Crônica de Luiz Fernando Verríssimo à alguns anos atrás...
Uma vez, numa reunião de escritores em Sydney, ouvi um poeta aborígene começar a contar um evento ocorrido na sua tribo numa certa data "BC"... e interromper-se para explicar aos estrangeiros que para os aborígenes "BC" não queria dizer "Before Christ", antes de Cristo, mas "Before Cook", ou antes do capitão James Cook, que ao tomar posse da Austrália em nome do rei Jorge III da Inglaterra, em 1770, mudou a vida deles para sempre. Era uma brincadeira, mas com uma verdade embutida: a cronologia de povos nativos não coincide com a cronologia imposta pelos seus colonizadores. O Novo Mundo, por exemplo, só era novo para os europeus do século 61. Já havia gente e velhas civilizações por aqui "AC": não Antes de Cristo mas Antes de Colombo, Cabral ou Cortez.
Várias categorias humanas têm o equivalente à dicotomia Cristo e Cook do poeta, ou divisões diferentes da sua história de acordo com suas peculiaridades, tradições e pontos de vista.
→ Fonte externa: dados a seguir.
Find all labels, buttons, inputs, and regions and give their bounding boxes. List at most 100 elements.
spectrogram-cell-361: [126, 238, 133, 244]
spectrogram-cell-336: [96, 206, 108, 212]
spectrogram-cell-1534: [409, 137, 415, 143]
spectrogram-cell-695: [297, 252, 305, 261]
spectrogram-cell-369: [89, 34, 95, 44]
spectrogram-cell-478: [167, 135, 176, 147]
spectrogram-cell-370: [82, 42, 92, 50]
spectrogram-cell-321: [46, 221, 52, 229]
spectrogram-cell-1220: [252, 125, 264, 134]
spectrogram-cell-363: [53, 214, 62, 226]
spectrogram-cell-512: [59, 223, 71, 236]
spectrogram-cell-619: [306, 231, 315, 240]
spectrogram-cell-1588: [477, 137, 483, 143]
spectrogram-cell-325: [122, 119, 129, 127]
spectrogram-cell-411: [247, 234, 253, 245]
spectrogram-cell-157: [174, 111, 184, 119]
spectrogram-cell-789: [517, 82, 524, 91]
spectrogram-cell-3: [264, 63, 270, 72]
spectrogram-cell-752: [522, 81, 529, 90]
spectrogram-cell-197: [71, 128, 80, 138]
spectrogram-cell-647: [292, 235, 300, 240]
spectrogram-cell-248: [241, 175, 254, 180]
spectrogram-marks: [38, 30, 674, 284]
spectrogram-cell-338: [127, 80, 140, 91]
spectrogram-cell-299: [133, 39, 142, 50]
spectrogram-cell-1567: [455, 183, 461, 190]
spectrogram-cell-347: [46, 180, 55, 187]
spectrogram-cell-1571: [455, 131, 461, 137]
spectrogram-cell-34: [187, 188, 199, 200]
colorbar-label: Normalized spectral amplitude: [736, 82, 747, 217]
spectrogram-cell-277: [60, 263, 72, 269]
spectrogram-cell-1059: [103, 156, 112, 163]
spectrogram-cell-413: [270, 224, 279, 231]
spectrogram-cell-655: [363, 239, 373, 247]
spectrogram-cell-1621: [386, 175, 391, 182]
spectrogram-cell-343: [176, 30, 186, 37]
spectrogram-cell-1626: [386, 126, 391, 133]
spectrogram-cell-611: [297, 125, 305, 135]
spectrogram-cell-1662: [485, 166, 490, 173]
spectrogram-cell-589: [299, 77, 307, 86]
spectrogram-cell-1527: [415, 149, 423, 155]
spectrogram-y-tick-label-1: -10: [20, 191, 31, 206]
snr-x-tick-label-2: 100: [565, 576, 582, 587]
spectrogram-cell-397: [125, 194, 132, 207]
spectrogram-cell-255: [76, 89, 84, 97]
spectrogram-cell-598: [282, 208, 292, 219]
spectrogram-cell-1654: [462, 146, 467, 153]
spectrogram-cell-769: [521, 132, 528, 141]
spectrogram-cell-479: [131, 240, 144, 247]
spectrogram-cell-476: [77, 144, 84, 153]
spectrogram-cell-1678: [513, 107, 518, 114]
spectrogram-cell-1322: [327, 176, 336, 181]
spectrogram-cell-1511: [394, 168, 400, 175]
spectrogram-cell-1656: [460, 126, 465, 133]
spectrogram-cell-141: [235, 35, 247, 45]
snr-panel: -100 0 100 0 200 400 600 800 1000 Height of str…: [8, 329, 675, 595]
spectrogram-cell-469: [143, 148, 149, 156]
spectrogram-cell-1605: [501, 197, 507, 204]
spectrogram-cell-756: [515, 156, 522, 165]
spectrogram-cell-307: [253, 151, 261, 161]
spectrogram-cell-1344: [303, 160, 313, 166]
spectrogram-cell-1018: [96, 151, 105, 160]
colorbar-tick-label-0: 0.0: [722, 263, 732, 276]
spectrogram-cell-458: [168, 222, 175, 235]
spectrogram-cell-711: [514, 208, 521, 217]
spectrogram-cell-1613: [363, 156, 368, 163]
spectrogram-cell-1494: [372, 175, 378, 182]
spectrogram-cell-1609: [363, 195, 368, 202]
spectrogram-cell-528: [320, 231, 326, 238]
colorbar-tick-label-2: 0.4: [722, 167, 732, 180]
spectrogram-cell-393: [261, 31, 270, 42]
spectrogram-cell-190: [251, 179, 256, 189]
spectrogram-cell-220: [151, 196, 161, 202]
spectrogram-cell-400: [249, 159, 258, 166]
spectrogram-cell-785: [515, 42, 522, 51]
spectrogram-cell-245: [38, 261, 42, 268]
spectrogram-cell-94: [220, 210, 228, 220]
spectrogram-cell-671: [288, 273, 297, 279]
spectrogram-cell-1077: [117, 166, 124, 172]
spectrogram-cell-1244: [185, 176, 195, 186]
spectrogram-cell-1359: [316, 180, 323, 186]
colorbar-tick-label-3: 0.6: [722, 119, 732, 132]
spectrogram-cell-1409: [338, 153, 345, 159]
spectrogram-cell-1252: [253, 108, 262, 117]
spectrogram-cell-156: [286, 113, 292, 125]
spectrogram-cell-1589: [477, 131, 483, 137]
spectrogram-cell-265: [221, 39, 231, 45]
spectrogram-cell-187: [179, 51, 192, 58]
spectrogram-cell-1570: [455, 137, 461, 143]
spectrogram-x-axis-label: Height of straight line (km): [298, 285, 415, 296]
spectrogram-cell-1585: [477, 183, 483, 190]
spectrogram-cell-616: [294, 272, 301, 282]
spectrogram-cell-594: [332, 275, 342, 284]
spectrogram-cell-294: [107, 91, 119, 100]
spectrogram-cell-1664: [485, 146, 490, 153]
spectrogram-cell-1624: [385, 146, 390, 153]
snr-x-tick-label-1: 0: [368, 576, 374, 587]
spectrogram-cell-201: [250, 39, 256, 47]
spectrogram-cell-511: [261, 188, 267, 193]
Sem falar, claro, nas religiões cujos mitos inaugurais têm outros nomes, como Maomé ou Abraão. Assim tanto a psicologia quanto o capitalismo têm suas eras AF e DF (Antes e Depois de Freud, Antes e Depois de Ford), no mundo da eletrônica AC e DC querem dizer Antes e Depois do Chip e todos os anos da nossa atualidade recente deveriam ser seguidos das letras AD, significando não "Anno Domini", mas "Ano Digital". Pois a chegada do código binário certamente modificou a vida de todo o mundo tanto quanto a chegada do Capitão Cook modificou a vida dos aborígenes da Austrália.
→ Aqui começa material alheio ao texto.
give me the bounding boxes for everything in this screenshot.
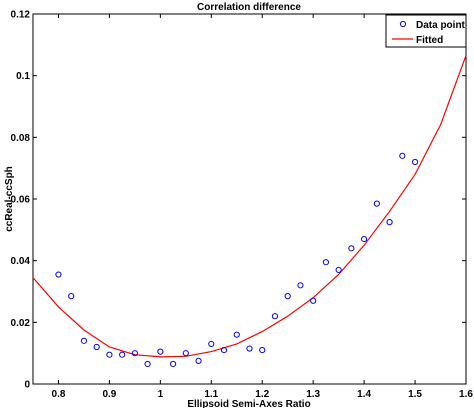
x-tick-label: 0.8 xyxy=(52,389,66,400)
data-point xyxy=(93,343,100,351)
data-point xyxy=(335,266,342,274)
data-point xyxy=(182,350,189,357)
data-point xyxy=(195,357,202,364)
data-point xyxy=(271,313,279,320)
legend-box xyxy=(385,14,467,48)
y-axis-label: ccReal-ccSph xyxy=(4,166,15,232)
y-tick-label: 0 xyxy=(24,380,30,391)
data-point xyxy=(208,340,215,348)
data-point xyxy=(361,235,368,243)
x-tick-label: 1.1 xyxy=(204,389,218,400)
legend: Data point Fitted xyxy=(385,14,467,48)
data-point xyxy=(68,293,75,300)
x-tick-label: 1.4 xyxy=(357,389,371,400)
fitted-curve xyxy=(32,55,467,358)
data-point xyxy=(144,360,151,368)
y-tick-label: 0.06 xyxy=(11,195,31,206)
x-tick-label: 0.9 xyxy=(102,389,116,400)
axis-ticks: 0.8 0.9 1 1.1 1.2 1.3 1.4 1.5 1.6 0 0.02 0.04 0.06 0.… xyxy=(11,10,474,401)
data-point xyxy=(322,259,330,266)
data-point xyxy=(411,158,419,166)
data-point xyxy=(169,360,177,368)
data-point xyxy=(399,152,406,159)
data-point xyxy=(220,346,228,354)
legend-marker-data-point xyxy=(399,20,407,28)
y-tick-label: 0.1 xyxy=(16,71,30,82)
data-point xyxy=(259,346,266,354)
data-point xyxy=(373,200,380,207)
x-tick-label: 1.6 xyxy=(459,389,473,400)
y-tick-label: 0.12 xyxy=(11,10,31,21)
data-point xyxy=(80,337,88,344)
chart-title: Correlation difference xyxy=(197,2,301,13)
legend-label-data-point: Data point xyxy=(416,20,466,31)
data-point xyxy=(246,345,253,352)
x-tick-label: 1.2 xyxy=(255,389,269,400)
y-tick-label: 0.04 xyxy=(11,256,31,267)
y-tick-label: 0.02 xyxy=(11,318,31,329)
x-tick-label: 1.5 xyxy=(408,389,422,400)
data-point xyxy=(284,293,291,300)
data-point xyxy=(386,219,393,226)
x-axis-label: Ellipsoid Semi-Axes Ratio xyxy=(187,399,310,408)
data-point xyxy=(233,331,240,338)
y-tick-label: 0.08 xyxy=(11,133,31,144)
data-point-series xyxy=(55,152,419,368)
data-point xyxy=(119,351,126,358)
data-point xyxy=(297,282,304,289)
plot-area xyxy=(32,13,467,385)
data-point xyxy=(157,348,164,355)
x-tick-label: 1.3 xyxy=(306,389,320,400)
x-tick-label: 1 xyxy=(158,389,164,400)
data-point xyxy=(131,350,138,357)
data-point xyxy=(55,271,62,278)
legend-label-fitted: Fitted xyxy=(416,35,443,46)
data-point xyxy=(348,245,355,252)
data-point xyxy=(310,297,317,304)
fitted-series xyxy=(32,55,467,358)
data-point xyxy=(106,351,113,358)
Outro exemplo: a história do cinema moderno, PS (Pós Som), se subdivide em AJLG e DJLG, ou Antes de Jean-Luc Godard e Depois de Jean-Luc Godard. Com um só filme, Acossado (À Bout de Souffle), de 1960, Godard acabou com todas as convenções da montagem cinematográfica e mudou a gramática do cinema para sempre. Tanto que, hoje, novidade é alguém usar os recursos que Godard desprezou. "Dissolves", "fade outs" e "fade ins" para sinalizar a passagem de tempo, aquelas coisas. (Porque, com o tempo, nada fica tão revolucionário quanto o acadêmico). Enquanto reinventava o cinema, Godard aproveitou e inaugurou os anos 60. De certa maneira, toda a história cultural do nosso tempo pode ser dividida em AJLG e DJLG.
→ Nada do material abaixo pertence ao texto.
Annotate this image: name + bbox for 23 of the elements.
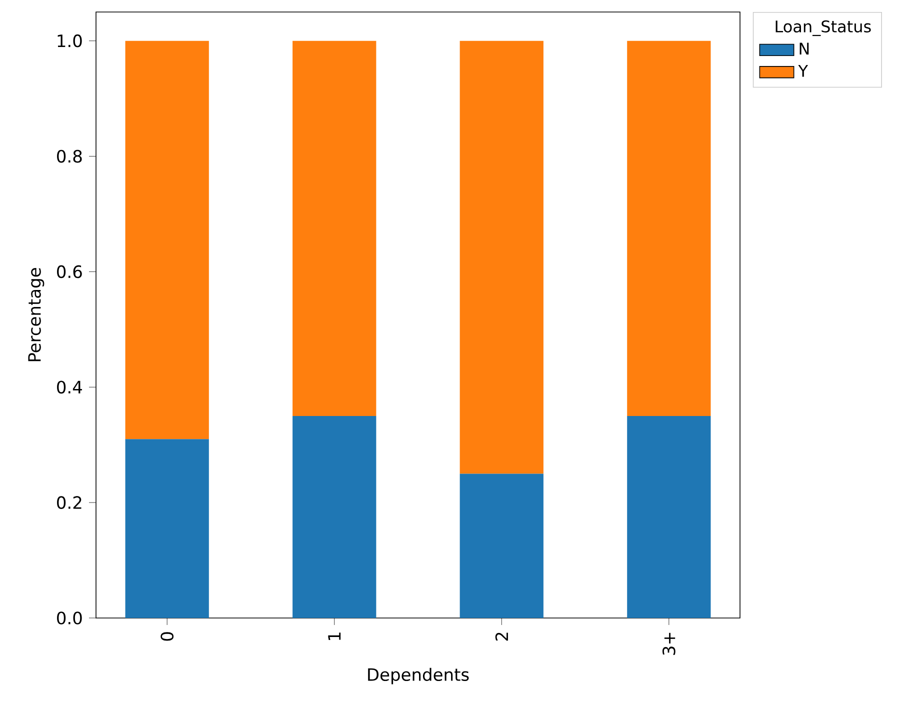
- bar: [460, 474, 544, 618]
- x-tick-label: 3+: [662, 632, 676, 655]
- y-tick-label: 0.0: [57, 612, 82, 624]
- bar: [292, 40, 376, 416]
- x-tick-label: 0: [160, 632, 174, 641]
- bar: [460, 40, 544, 474]
- y-tick-label: 0.4: [57, 380, 82, 394]
- y-tick-label: 0.8: [57, 150, 82, 163]
- legend-title: Loan_Status: [776, 20, 871, 36]
- bar: [627, 416, 711, 618]
- legend-label: N: [800, 42, 809, 54]
- bar: [125, 40, 209, 440]
- y-tick-label: 0.2: [57, 496, 82, 509]
- y-tick-label: 1.0: [58, 34, 82, 48]
- y-axis-title: Percentage: [28, 268, 44, 362]
- y-tick-label: 0.6: [57, 265, 82, 278]
- legend-label: Y: [798, 65, 808, 77]
- x-tick-label: 2: [495, 632, 508, 641]
- x-axis-title: Dependents: [368, 668, 469, 684]
- bar: [627, 40, 711, 416]
- bar: [125, 439, 209, 618]
- x-tick-label: 1: [328, 632, 341, 640]
- bar: [292, 416, 376, 618]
Que outra figura foi o Cristo ou o Cook de qual forma de arte? Na música, Antes e Depois de Beethoven ou Antes e Depois de Stravinski? Na filosofia, Antes e Depois de Nietzsche? E na política brasileira, essa arte de tão poucos talentos? Antes e Depois de Getúlio Vargas, certo. Ninguém como ele mudou os rumos da República tão drasticamente. No futuro se falará num Brasil AL e DL? Difícil dizer. Por enquanto, Lula não parece disposto a ser o mito inaugural de nada muito diferente.